Identify all the datasets in the GEDI HDF5 file below.

# list(L2B['BEAM1011'].keys())
L2B_objs = []
L2B.visit(L2B_objs.append)                                           # Retrieve list of datasets
SDS = [o for o in L2B_objs if isinstance(L2B[o], h5py.Dataset)]  # Search for relevant SDS inside data file
len(SDS)
1576

Print the datasets available in this L2B granule and print the description for desired datasets.

SDS[:30]
['BEAM0000/algorithmrun_flag',
 'BEAM0000/ancillary/dz',
 'BEAM0000/ancillary/l2a_alg_count',
 'BEAM0000/ancillary/maxheight_cuttoff',
 'BEAM0000/ancillary/rg_eg_constraint_center_buffer',
 'BEAM0000/ancillary/rg_eg_mpfit_max_func_evals',
 'BEAM0000/ancillary/rg_eg_mpfit_maxiters',
 'BEAM0000/ancillary/rg_eg_mpfit_tolerance',
 'BEAM0000/ancillary/signal_search_buff',
 'BEAM0000/ancillary/tx_noise_stddev_multiplier',
 'BEAM0000/beam',
 'BEAM0000/channel',
 'BEAM0000/cover',
 'BEAM0000/cover_z',
 'BEAM0000/fhd_normal',
 'BEAM0000/geolocation/degrade_flag',
 'BEAM0000/geolocation/delta_time',
 'BEAM0000/geolocation/digital_elevation_model',
 'BEAM0000/geolocation/elev_highestreturn',
 'BEAM0000/geolocation/elev_lowestmode',
 'BEAM0000/geolocation/elevation_bin0',
 'BEAM0000/geolocation/elevation_bin0_error',
 'BEAM0000/geolocation/elevation_lastbin',
 'BEAM0000/geolocation/elevation_lastbin_error',
 'BEAM0000/geolocation/height_bin0',
 'BEAM0000/geolocation/height_lastbin',
 'BEAM0000/geolocation/lat_highestreturn',
 'BEAM0000/geolocation/lat_lowestmode',
 'BEAM0000/geolocation/latitude_bin0',
 'BEAM0000/geolocation/latitude_bin0_error']
print('rh100: ', L2B['BEAM0101/rh100'].attrs['description'])
print('Quality Flag: ', L2B['BEAM0101/l2b_quality_flag'].attrs['description'])
rh100:  Height above ground of the received waveform signal start (rh[101] from L2A)
Quality Flag:  Flag simpilfying selection of most useful data for Level 2B

View the GEDI L2B Dictionary for more details.

4. Subset by Layer and Filter by Quality

below are the list of datasets will be read and then used to generate a pandas dataframe.

Label Description Units
lat_lowestmode Latitude of center of lowest mode degree
lon_lowestmode Longitude of center of lowest mode degree
elev_lowestmode elevation of center of lowest mode relative to reference ellipsoid m
elev_highestreturn elevation of highest detected return relative to reference ellipsoid m
shot_number Unique shot ID counter
l2b_quality_flag Flag simpilfying selection of most useful data for Level 2B** -
degrade_flag Non-zero values indicate the shot occured during a degraded period.
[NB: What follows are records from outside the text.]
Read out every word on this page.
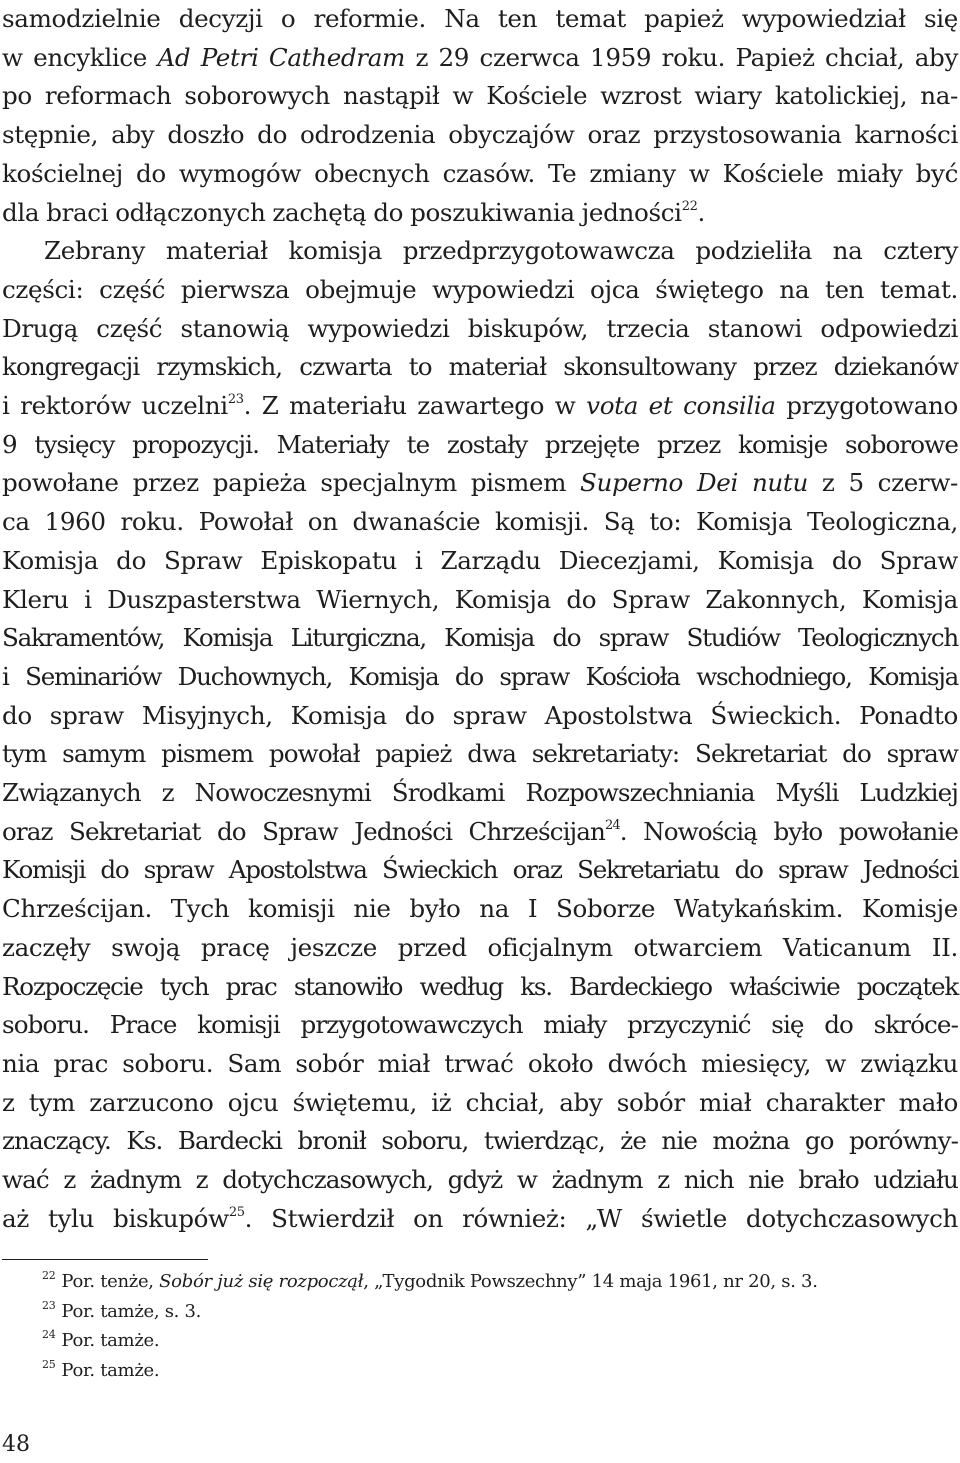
samodzielnie decyzji o reformie. Na ten temat papież wypowiedział się

w encyklice Ad Petri Cathedram z 29 czerwca 1959 roku. Papież chciał, aby

po reformach soborowych nastąpił w Kościele wzrost wiary katolickiej, na-

stępnie, aby doszło do odrodzenia obyczajów oraz przystosowania karności

kościelnej do wymogów obecnych czasów. Te zmiany w Kościele miały być

dla braci odłączonych zachętą do poszukiwania jedności$^{22}$.

Zebrany materiał komisja przedprzygotowawcza podzieliła na cztery

części: część pierwsza obejmuje wypowiedzi ojca świętego na ten temat.

Drugą część stanowią wypowiedzi biskupów, trzecia stanowi odpowiedzi

kongregacji rzymskich, czwarta to materiał skonsultowany przez dziekanów

i rektorów uczelni$^{23}$. Z materiału zawartego w vota et consilia przygotowano

9 tysięcy propozycji. Materiały te zostały przejęte przez komisje soborowe

powołane przez papieża specjalnym pismem Superno Dei nutu z 5 czerw-

ca 1960 roku. Powołał on dwanaście komisji. Są to: Komisja Teologiczna,

Komisja do Spraw Episkopatu i Zarządu Diecezjami, Komisja do Spraw

Kleru i Duszpasterstwa Wiernych, Komisja do Spraw Zakonnych, Komisja

Sakramentów, Komisja Liturgiczna, Komisja do spraw Studiów Teologicznych

i Seminariów Duchownych, Komisja do spraw Kościoła wschodniego, Komisja

do spraw Misyjnych, Komisja do spraw Apostolstwa Świeckich. Ponadto

tym samym pismem powołał papież dwa sekretariaty: Sekretariat do spraw

Związanych z Nowoczesnymi Środkami Rozpowszechniania Myśli Ludzkiej

oraz Sekretariat do Spraw Jedności Chrześcijan$^{24}$. Nowością było powołanie

Komisji do spraw Apostolstwa Świeckich oraz Sekretariatu do spraw Jedności

Chrześcijan. Tych komisji nie było na I Soborze Watykańskim. Komisje

zaczęły swoją pracę jeszcze przed oficjalnym otwarciem Vaticanum II.

Rozpoczęcie tych prac stanowiło według ks. Bardeckiego właściwie początek

soboru. Prace komisji przygotowawczych miały przyczynić się do skróce-

nia prac soboru. Sam sobór miał trwać około dwóch miesięcy, w związku

z tym zarzucono ojcu świętemu, iż chciał, aby sobór miał charakter mało

znaczący. Ks. Bardecki bronił soboru, twierdząc, że nie można go porówny-

wać z żadnym z dotychczasowych, gdyż w żadnym z nich nie brało udziału

aż tylu biskupów$^{25}$. Stwierdził on również: „W świetle dotychczasowych

$^{22}$ Por. tenże, Sobór już się rozpoczął, „Tygodnik Powszechny” 14 maja 1961, nr 20, s. 3.

$^{23}$ Por. tamże, s. 3.

$^{24}$ Por. tamże.

$^{25}$ Por. tamże.

48
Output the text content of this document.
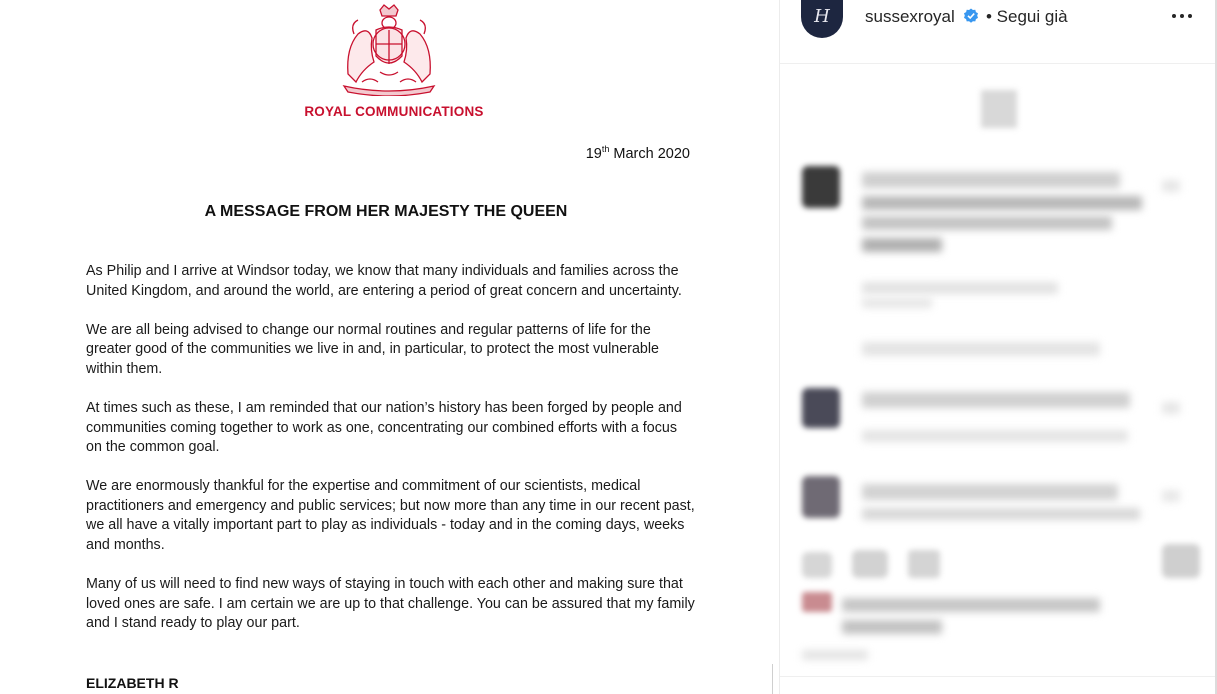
ROYAL COMMUNICATIONS
19th March 2020
A MESSAGE FROM HER MAJESTY THE QUEEN

As Philip and I arrive at Windsor today, we know that many individuals and families across the United Kingdom, and around the world, are entering a period of great concern and uncertainty.

We are all being advised to change our normal routines and regular patterns of life for the greater good of the communities we live in and, in particular, to protect the most vulnerable within them.

At times such as these, I am reminded that our nation’s history has been forged by people and communities coming together to work as one, concentrating our combined efforts with a focus on the common goal.

We are enormously thankful for the expertise and commitment of our scientists, medical practitioners and emergency and public services; but now more than any time in our recent past, we all have a vitally important part to play as individuals - today and in the coming days, weeks and months.

Many of us will need to find new ways of staying in touch with each other and making sure that loved ones are safe. I am certain we are up to that challenge. You can be assured that my family and I stand ready to play our part.

ELIZABETH R
H sussexroyal • Segui già
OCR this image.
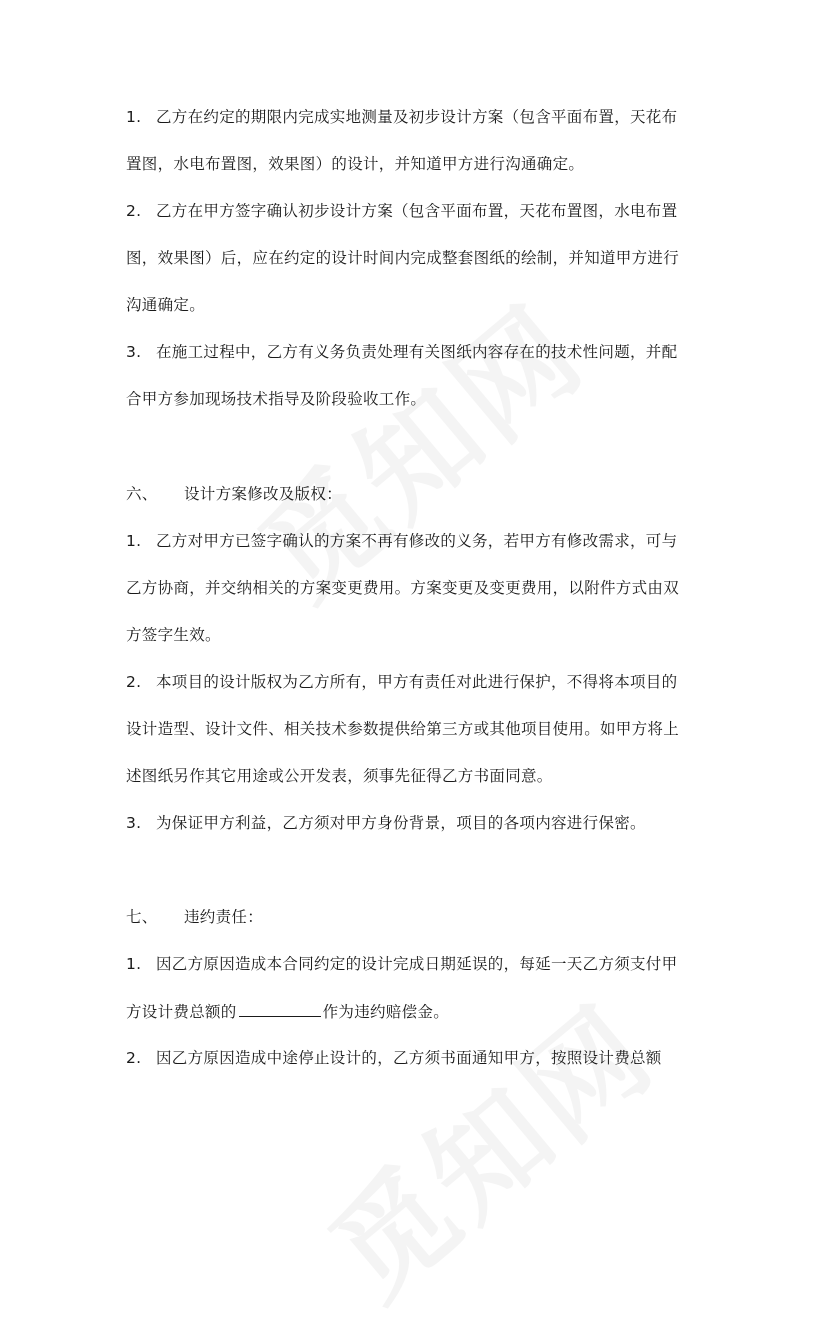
1. 乙方在约定的期限内完成实地测量及初步设计方案（包含平面布置，天花布
置图，水电布置图，效果图）的设计，并知道甲方进行沟通确定。
2. 乙方在甲方签字确认初步设计方案（包含平面布置，天花布置图，水电布置
图，效果图）后，应在约定的设计时间内完成整套图纸的绘制，并知道甲方进行
沟通确定。
3. 在施工过程中，乙方有义务负责处理有关图纸内容存在的技术性问题，并配
合甲方参加现场技术指导及阶段验收工作。
六、 设计方案修改及版权：
1. 乙方对甲方已签字确认的方案不再有修改的义务，若甲方有修改需求，可与
乙方协商，并交纳相关的方案变更费用。方案变更及变更费用，以附件方式由双
方签字生效。
2. 本项目的设计版权为乙方所有，甲方有责任对此进行保护，不得将本项目的
设计造型、设计文件、相关技术参数提供给第三方或其他项目使用。如甲方将上
述图纸另作其它用途或公开发表，须事先征得乙方书面同意。
3. 为保证甲方利益，乙方须对甲方身份背景，项目的各项内容进行保密。
七、 违约责任：
1. 因乙方原因造成本合同约定的设计完成日期延误的，每延一天乙方须支付甲
方设计费总额的	作为违约赔偿金。
2. 因乙方原因造成中途停止设计的，乙方须书面通知甲方，按照设计费总额
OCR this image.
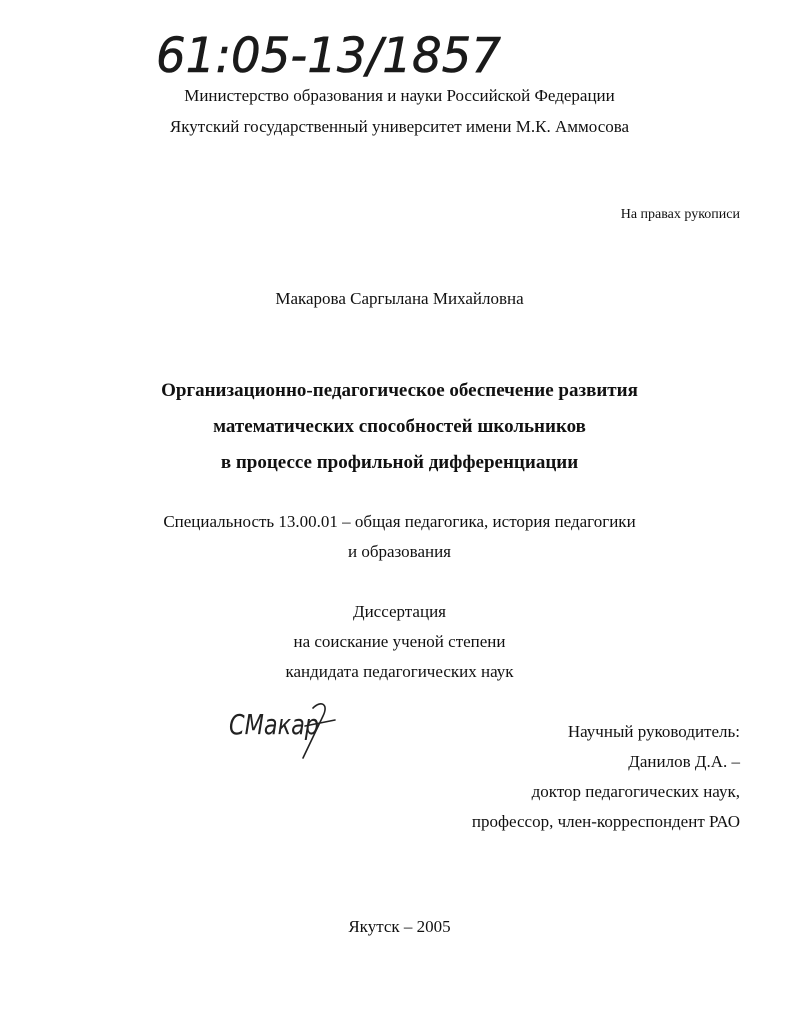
61:05-13/1857
Министерство образования и науки Российской Федерации
Якутский государственный университет имени М.К. Аммосова
На правах рукописи
Макарова Саргылана Михайловна
Организационно-педагогическое обеспечение развития
математических способностей школьников
в процессе профильной дифференциации
Специальность 13.00.01 – общая педагогика, история педагогики
и образования
Диссертация
на соискание ученой степени
кандидата педагогических наук
СМакар	Научный руководитель:
Данилов Д.А. –
доктор педагогических наук,
профессор, член-корреспондент РАО
Якутск – 2005
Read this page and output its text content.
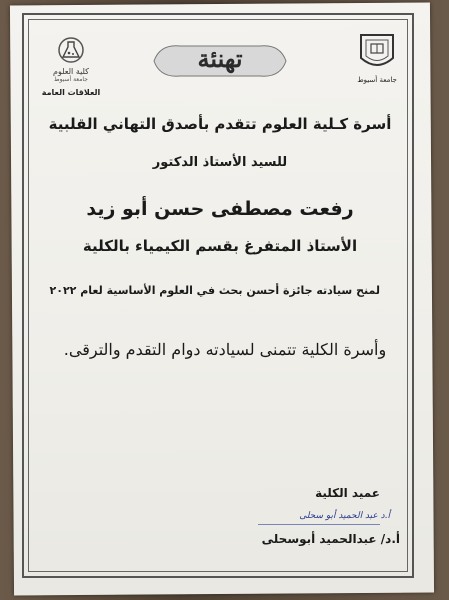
كلية العلوم
جامعة أسيوط
العلاقات العامة
جامعة أسيوط
تهنئة
أسرة كـلية العلوم تتقدم بأصدق التهاني القلبية
للسيد الأستاذ الدكتور
رفعت مصطفى حسن أبو زيد
الأستاذ المتفرغ بقسم الكيمياء بالكلية
لمنح سيادته جائزة أحسن بحث في العلوم الأساسية لعام ٢٠٢٢
وأسرة الكلية تتمنى لسيادته دوام التقدم والترقى.
عميد الكلية
أ.د عبد الحميد أبو سحلى
أ.د/ عبدالحميد أبوسحلى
A non-zero tens digit indicates degraded attitude, a non-zero ones digit indicates a degraded trajectory. 3X=ADF CHU solution unavailable (ST-2); 4X=Platform attitude; 5X=Poor solution (filter covariance large); 6X=Data outage (platform attitude gap also); 7X=ST 1+2 unavailable (similar boresight FOV); 8X=ST 1+2+3 unavailable; 9X=ST 1+2+3 and ISS unavailable; X1=Maneuver; X2=GPS data gap; X3=ST blinding; X4=Other; X5=GPS receiver clock drift; X6=X5+X1; X7=X5+X2; X8=X5+X3; X9=X5+X4 -
pai Total plant area index m2/m2
rh100 Height above ground of the received waveform signal start (rh[101] from L2A) cm

** quality_flag is a summation of several individual quality assessment parameters and other flags and is intended to provide general guidance only. A quality_flag value of 1 indicates the cover and vertical profile metrics represent the land surface and meet criteria based on waveform shot energy, sensitivity, amplitude, and real-time surface tracking quality, and the quality of extended Gaussian fitting to the lowest mode.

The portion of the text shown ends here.